In response to the need for a unique form, the Unicode Consortium has produced an exact algorithmic specification of normalized forms. (For more information, see UTR #15: Unicode Normalization Forms.) One of these forms, Normalization Form C, is designed to favor precomposed characters such as ã over combining character sequences such as a + ~. The W3C Character Model for the World Wide Web requires the use of Normalization Form C for XML and related standards (this document is not yet final, but this requirement is not expected to change). See also the W3C Requirements for String Identity Matching and String Indexing for more background. We expect that the number of standards and implementations requiring normalization will continue to grow.
Such implementations must produce precisely the same result for normalization even if they upgrade to a new version of Unicode / 10646. Thus it is necessary to specify a fixed version for the composition process, called the composition version. The composition version is defined to be Version 3.0.0 of the Unicode Character Database, which corresponds to ISO 10646-1:2000.
To see what difference the composition version makes, suppose that Unicode 4.0 / 10646:2002 adds the composite Q-caron. For an implementation that uses Unicode 4.0 / 10646:2002, strings in Normalization Forms C or KC will continue to contain the sequence Q + caron, and not the new character Q-caron, since a canonical composition for Q-caron was not defined in the composition version.
The implications for encoding new characters are that new precomposed characters are important to recognize. If Q WITH CARON were added to Unicode 4.0 / 10646-1:2002, then it would represent a duplicate encoding. This could be tolerated before Unicode 3.0 because canonical equivalence could be used to equate the two forms. But due to the need for stability in comparison by so much of the world's infrastructure, this situation cannot be tolerated in the future. For stability, characters that are currently representable as sequences will always stay representable only as sequences. These include the following examples:
Character | Code Point Sequence | Comments |
---|---|---|
ch | 0063 0068 | Slovak, traditional Spanish |
th | 0074 02B0 | Native American languages |
0078 0323 | ||
019B 0313 | ||
00E1 0328 | Lithuanian:
| |
0069 0307 0301 | ||
30C8 309A | Ainu in kana transcription |
Moreover, the need for separate precomposed characters is diminishing quickly. The major GUI vendors are currently in the process of upgrading their systems to handle both surrogates and accurate positioning of combining marks, with such technologies as OpenType and AAT. By the time new precomposed characters could be added, there would be little need for them.
Precomposed characters that cannot be represented by a combining character sequence in ISO 10646-1:2000 / Unicode 3.0 can be added to the standard without affecting normalization.
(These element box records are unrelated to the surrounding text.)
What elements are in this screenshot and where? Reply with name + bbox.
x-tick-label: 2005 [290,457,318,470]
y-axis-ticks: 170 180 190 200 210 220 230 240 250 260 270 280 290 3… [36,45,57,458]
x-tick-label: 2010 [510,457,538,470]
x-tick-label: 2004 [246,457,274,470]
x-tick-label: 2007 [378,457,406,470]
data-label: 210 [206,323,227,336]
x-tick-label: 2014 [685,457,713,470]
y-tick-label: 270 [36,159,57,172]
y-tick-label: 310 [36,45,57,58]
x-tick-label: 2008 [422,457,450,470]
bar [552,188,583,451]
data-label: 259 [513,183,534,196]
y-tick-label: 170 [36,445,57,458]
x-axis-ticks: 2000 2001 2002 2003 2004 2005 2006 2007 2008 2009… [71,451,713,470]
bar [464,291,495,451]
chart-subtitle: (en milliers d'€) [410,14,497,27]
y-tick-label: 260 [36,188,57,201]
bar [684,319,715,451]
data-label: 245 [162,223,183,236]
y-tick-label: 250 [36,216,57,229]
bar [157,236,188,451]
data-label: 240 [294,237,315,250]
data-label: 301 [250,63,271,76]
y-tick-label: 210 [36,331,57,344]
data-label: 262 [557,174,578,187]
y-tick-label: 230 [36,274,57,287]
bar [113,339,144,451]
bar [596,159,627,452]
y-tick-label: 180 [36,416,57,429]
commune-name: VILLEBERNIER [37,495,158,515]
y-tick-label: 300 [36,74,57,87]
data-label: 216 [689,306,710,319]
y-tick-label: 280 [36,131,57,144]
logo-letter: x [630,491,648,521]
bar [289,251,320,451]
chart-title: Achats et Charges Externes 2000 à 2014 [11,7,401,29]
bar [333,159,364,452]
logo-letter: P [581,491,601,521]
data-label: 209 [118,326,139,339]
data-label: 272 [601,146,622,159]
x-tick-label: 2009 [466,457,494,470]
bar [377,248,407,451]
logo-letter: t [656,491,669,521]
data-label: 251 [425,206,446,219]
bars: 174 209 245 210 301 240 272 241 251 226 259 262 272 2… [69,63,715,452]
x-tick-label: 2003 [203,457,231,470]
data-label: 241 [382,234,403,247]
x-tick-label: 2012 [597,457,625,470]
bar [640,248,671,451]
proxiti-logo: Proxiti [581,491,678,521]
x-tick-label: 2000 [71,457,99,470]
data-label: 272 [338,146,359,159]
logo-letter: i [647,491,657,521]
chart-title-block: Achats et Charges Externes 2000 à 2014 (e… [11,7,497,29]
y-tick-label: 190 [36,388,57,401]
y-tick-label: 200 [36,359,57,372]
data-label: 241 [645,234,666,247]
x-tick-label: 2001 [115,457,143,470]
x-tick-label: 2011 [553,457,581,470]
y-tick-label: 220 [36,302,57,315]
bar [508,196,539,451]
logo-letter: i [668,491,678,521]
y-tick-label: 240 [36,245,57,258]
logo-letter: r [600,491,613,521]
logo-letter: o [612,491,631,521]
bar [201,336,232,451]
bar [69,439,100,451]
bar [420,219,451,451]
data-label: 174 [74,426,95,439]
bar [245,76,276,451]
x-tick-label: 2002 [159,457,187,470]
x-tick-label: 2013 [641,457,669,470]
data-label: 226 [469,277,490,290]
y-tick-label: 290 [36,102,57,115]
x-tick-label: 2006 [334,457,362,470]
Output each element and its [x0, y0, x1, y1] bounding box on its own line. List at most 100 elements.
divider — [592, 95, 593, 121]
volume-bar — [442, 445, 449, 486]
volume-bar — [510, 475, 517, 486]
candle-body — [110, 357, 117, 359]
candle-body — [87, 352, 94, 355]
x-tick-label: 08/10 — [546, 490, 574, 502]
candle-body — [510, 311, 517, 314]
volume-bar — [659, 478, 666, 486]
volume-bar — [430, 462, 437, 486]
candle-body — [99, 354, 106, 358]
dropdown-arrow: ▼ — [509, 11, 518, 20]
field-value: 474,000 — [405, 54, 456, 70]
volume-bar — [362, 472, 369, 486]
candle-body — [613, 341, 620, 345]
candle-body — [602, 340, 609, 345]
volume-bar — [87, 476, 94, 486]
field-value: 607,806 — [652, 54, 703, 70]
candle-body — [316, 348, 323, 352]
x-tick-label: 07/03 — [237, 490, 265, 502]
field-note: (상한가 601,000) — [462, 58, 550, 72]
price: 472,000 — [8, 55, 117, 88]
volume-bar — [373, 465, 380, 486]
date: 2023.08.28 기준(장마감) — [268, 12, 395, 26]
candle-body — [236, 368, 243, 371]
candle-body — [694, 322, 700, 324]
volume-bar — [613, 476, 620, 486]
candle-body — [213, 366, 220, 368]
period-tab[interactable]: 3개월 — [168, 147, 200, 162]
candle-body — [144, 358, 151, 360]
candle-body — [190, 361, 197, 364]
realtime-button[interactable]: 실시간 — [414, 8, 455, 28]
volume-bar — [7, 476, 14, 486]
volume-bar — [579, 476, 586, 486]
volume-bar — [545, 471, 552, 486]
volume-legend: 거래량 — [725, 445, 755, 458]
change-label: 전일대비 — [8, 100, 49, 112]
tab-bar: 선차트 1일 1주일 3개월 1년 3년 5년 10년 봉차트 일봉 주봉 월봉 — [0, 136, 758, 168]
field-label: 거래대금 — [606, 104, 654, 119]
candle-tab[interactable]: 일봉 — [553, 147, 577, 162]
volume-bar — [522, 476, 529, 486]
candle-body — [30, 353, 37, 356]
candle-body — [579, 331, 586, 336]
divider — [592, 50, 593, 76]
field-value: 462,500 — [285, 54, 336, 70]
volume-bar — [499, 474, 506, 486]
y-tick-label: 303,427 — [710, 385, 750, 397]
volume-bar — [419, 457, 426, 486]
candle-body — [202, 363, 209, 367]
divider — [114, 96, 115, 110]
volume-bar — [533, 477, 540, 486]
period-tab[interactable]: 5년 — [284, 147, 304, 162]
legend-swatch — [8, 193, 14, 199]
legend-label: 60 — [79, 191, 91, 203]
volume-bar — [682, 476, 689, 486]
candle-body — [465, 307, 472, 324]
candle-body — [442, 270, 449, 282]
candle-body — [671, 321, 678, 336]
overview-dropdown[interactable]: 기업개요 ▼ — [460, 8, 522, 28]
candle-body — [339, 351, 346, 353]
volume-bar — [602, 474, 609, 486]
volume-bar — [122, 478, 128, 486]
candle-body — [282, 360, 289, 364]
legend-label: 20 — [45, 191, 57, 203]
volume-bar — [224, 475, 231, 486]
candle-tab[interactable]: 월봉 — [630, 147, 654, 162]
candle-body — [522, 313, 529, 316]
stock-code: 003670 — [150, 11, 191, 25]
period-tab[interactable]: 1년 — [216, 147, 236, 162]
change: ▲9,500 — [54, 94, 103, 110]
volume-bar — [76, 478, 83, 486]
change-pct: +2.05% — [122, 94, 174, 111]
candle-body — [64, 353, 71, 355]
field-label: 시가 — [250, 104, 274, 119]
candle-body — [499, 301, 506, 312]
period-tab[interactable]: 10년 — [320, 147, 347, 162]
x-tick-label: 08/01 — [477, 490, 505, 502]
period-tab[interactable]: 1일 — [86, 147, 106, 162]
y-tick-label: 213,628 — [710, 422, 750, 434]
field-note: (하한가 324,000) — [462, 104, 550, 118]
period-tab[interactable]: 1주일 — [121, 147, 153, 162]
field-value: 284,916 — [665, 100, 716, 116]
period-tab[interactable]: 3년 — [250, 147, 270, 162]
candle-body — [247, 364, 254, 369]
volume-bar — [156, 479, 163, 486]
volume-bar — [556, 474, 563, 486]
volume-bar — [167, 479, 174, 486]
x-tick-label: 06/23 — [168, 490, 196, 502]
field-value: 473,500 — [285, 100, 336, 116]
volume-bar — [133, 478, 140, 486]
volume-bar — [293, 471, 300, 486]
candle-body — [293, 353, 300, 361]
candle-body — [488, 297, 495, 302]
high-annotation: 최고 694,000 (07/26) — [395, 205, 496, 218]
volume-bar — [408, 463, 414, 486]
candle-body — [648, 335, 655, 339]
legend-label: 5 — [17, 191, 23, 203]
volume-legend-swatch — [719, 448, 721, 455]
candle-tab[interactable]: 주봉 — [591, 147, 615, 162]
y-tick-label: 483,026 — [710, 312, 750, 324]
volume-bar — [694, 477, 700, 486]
Note that the future addition of certain combining characters to the standard would also have the effect of destabilizing normalized text, if they could be used to form new combining character sequences that are equivalent to existing precomposed characters. In the same way as new precomposed characters, the addition of such characters must be restricted. For example, a new character encoding the "descender" of various Cyrillic characters must not be added, since that would impact the normalization of the relevant Cyrillic characters, rendering existing normalized data invalid.In view of these issues, the Unicode Consortium requests that a principle to be added to the WG2 Principles and Procedures document that states that characters will not be encoded which disturb the stability of Normalization Form C. Such characters include certain precomposed characters and combining marks, as described above.